Model reviews imposed capital charges on top EU banks in Q4

Large banks in the European Union continued to absorb capital add-ons in response to scrutiny of their internal risk models in the last quarter of 2020. A number expect to take further such charges this year, too.

Dozens of top lenders were subject to on-site assessments under the European Central Bank’s (ECB) Targeted Review of Internal Models (Trim) from 2016 through 2020. Some supervisees were saddled with capital add-ons following these to address the “unwarranted variability” of their model outputs compared with benchmarks.

In Q4 2020, Crédit Agricole SA, Societe Generale, Commerzbank, ING and ABN Amro all explicitly reported capital add-ons imposed through the Trim. Societe Generale absorbed the largest charge, which took 36 basis points off its Common Equity Tier 1 (CET1) ratio – effectively cancelling out all gains achieved that quarter through earnings.

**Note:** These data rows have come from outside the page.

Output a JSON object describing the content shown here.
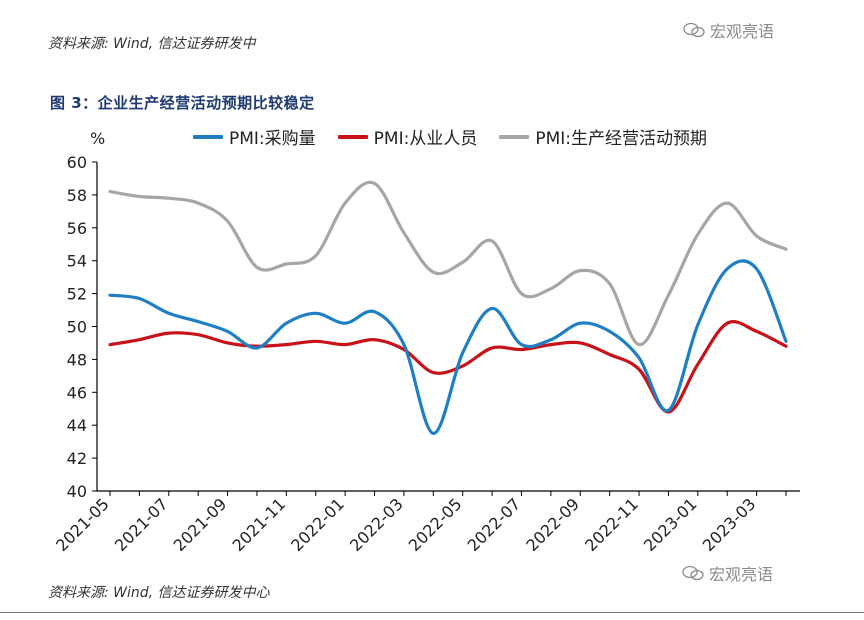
{
  "source_top": "资料来源: Wind, 信达证券研发中",
  "source_bottom": "资料来源: Wind, 信达证券研发中心",
  "watermark": "宏观亮语",
  "figure_title": "图 3：企业生产经营活动预期比较稳定",
  "chart_data": {
    "type": "line",
    "ylabel": "%",
    "ylim": [
      40,
      60
    ],
    "yticks": [
      40,
      42,
      44,
      46,
      48,
      50,
      52,
      54,
      56,
      58,
      60
    ],
    "x": [
      "2021-05",
      "2021-06",
      "2021-07",
      "2021-08",
      "2021-09",
      "2021-10",
      "2021-11",
      "2021-12",
      "2022-01",
      "2022-02",
      "2022-03",
      "2022-04",
      "2022-05",
      "2022-06",
      "2022-07",
      "2022-08",
      "2022-09",
      "2022-10",
      "2022-11",
      "2022-12",
      "2023-01",
      "2023-02",
      "2023-03",
      "2023-04"
    ],
    "xtick_labels": [
      "2021-05",
      "2021-07",
      "2021-09",
      "2021-11",
      "2022-01",
      "2022-03",
      "2022-05",
      "2022-07",
      "2022-09",
      "2022-11",
      "2023-01",
      "2023-03"
    ],
    "series": [
      {
        "name": "PMI:采购量",
        "color": "#1f7fc4",
        "values": [
          51.9,
          51.7,
          50.8,
          50.3,
          49.7,
          48.7,
          50.2,
          50.8,
          50.2,
          50.9,
          48.9,
          43.5,
          48.4,
          51.1,
          48.9,
          49.2,
          50.2,
          49.7,
          48.1,
          44.9,
          50.1,
          53.5,
          53.5,
          49.1
        ]
      },
      {
        "name": "PMI:从业人员",
        "color": "#c8121a",
        "values": [
          48.9,
          49.2,
          49.6,
          49.5,
          49.0,
          48.8,
          48.9,
          49.1,
          48.9,
          49.2,
          48.6,
          47.2,
          47.6,
          48.7,
          48.6,
          48.9,
          49.0,
          48.3,
          47.4,
          44.8,
          47.7,
          50.2,
          49.7,
          48.8
        ]
      },
      {
        "name": "PMI:生产经营活动预期",
        "color": "#a6a6a6",
        "values": [
          58.2,
          57.9,
          57.8,
          57.5,
          56.4,
          53.6,
          53.8,
          54.3,
          57.5,
          58.7,
          55.7,
          53.3,
          53.9,
          55.2,
          52.0,
          52.3,
          53.4,
          52.6,
          48.9,
          51.9,
          55.6,
          57.5,
          55.5,
          54.7
        ]
      }
    ]
  }
}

Crédit Agricole SA followed with a -20bp deduction, and ABN Amro with an -18bp charge.

Several other banks telegraphed that they’d incur additional charges over the course of 2021. Deutsche Bank said Trim effects would add €4 billion ($4.8 billion) to its risk-weighted assets (RWAs) over Q1, equal to a Pillar 1 CET1 capital charge of €180 million. Crédit Agricole SA expects an €8 billion uplift over 2021 and 2022.

Spanish lender BBVA estimates its CET1 ratio will take a -30bp hit over 2021 because of Trim, and UniCredit a 140bp depletion, though this includes some non-Trim related charges. French bank Natixis expects -20bp of capital depletion through Trim and other capital changes in 2021.

What is it?

The Trim was conducted by the ECB between 2016 and 2020 to assess whether the models used by banks to calculate their statutory capital requirements were fit for purpose and aligned with all applicable regulations.    

The first stage focused on credit risk models for small- to medium-sized enterprises and retail portfolios, counterparty credit risk and market risk models. The second stage concerned models for so-called low-default portfolios.  

By the end of the review, ECB supervisors had completed around 200 on-site investigations at 65 banks.

Why it matters

Trim charges have built up among a small group of banks since early 2019, with Dutch and French lenders taking the most punishment to date among those assessed by Risk Quantum. ABN Amro, for instance, has endured €21 billion of RWA inflation to get its models up to scratch since 2019.

The timing of the charges does not adhere to a fixed schedule, but instead depends on when the ECB finalises its results for each bank. This has injected an element of volatility to some firms’ capital ratios in recent years. Heading into 2021, it may lead some banks to hold back the size of planned capital distributions to compensate.

For some, though, there may be a silver lining to all these add-ons. Most EU banks expect their RWAs to inflate anyway over the next few years as Basel III rules are implemented. The Trim add-ons help shrink the gap between current and projected Basel III RWAs, effectively frontloading some of the capital impact of the new rules. The pain endured through Trim today, then, may mean less hassle for these banks once the new rules come into effect.